Wait! We don't get an answer to the Pawlenty daughter/wife challenge? I'm gonna guess the one with the dog is the wife.
@Pulp That's what I thought at first, but then I doubted myself. Right now I'm leaning towards the lady on the left.
@Pulp oh no, it's got to be the one with the dog.
@A Snood Mood @davetar Gotta be the dog holder. Unless…has the polite Minnesota press been covering up a Pawlenty child bride story? What secrets is Timmy hiding in that red brick Colonial house?*
*Don't actually know what kind of house is in the background of the card.
@Pulp : $5 on parthenogenesis, either way.
That's not Ron's family, that's from one of the annual reunions of all the babies that the Hon. Dr. Paul has delivered with his very own hands.
(Although it could be both, I guess.)
You poor silly Libs..after watching all you bust a nut over Barry and still do after three years I do not doubt you would vote in Adolf Hitler if he was nominated by the DNC. Barry has failed at everything and succeeded at nothing.
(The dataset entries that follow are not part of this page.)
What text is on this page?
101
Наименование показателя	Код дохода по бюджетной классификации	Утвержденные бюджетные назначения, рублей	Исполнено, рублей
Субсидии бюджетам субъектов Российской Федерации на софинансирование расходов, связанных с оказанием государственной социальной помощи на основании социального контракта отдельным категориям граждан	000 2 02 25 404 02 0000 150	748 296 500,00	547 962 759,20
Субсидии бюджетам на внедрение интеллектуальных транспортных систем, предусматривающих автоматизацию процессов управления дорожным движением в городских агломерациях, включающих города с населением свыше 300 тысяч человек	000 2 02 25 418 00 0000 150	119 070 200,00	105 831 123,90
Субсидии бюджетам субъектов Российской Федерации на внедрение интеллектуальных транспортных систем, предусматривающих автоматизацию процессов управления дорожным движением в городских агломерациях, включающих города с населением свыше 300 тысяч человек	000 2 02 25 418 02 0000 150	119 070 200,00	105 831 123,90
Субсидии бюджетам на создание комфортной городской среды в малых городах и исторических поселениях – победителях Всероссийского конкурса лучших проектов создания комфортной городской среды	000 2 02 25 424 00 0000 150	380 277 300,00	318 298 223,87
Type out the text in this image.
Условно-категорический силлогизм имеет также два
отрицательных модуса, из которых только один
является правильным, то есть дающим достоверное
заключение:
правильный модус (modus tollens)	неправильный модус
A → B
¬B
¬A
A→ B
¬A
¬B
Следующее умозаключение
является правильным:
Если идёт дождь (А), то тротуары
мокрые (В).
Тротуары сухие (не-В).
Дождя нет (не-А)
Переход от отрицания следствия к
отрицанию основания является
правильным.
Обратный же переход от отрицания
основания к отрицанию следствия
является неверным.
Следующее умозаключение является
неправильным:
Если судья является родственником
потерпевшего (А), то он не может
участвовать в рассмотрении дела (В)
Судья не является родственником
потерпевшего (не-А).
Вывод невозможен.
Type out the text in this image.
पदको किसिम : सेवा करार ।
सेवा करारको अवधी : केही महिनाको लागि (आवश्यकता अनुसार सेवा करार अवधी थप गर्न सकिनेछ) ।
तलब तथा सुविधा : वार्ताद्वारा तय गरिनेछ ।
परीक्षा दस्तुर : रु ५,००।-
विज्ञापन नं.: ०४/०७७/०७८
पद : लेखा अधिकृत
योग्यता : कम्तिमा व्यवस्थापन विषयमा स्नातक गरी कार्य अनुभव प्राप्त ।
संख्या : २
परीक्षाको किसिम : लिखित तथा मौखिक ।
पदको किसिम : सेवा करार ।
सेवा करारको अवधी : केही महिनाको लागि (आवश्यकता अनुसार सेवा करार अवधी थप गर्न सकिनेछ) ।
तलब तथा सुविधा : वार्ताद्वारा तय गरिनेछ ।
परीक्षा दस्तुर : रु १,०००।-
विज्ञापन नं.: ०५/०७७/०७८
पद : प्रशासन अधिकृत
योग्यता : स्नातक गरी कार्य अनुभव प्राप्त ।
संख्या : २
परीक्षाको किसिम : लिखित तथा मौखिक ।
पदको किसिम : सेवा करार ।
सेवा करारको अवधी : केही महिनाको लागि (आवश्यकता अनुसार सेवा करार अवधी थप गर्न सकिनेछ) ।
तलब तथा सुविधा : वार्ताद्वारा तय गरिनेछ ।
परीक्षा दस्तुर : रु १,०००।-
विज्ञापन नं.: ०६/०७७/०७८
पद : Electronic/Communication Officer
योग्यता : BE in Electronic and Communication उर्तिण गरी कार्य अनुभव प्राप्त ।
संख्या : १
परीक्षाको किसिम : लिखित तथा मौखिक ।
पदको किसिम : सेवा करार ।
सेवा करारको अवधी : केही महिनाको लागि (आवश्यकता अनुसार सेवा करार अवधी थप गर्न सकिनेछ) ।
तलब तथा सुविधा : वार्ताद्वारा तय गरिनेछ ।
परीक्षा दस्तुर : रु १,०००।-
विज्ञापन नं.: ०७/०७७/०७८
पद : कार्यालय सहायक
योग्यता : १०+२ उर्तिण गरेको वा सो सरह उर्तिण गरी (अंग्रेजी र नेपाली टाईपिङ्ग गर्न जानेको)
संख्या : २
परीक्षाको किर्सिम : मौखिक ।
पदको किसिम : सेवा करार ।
This all with Nancy and Harry at his side giving him a little rub and tug on votes
@ObamasCunt Get back on that campaign trail, NEWT!!
That picture of Newt and his ladybot in front of the wiener mobile should be his official campaign photo.
I'm sorry, there's just no other way to put this: Rick Perry looks like a colossal dick.
@RonMwangaguhunga what a profound statement. perhaps you should run for Prez.
@ObamasCunt Interesting comment, "ObamasCunt". Thanks for your own profound contribution to the dialog around here.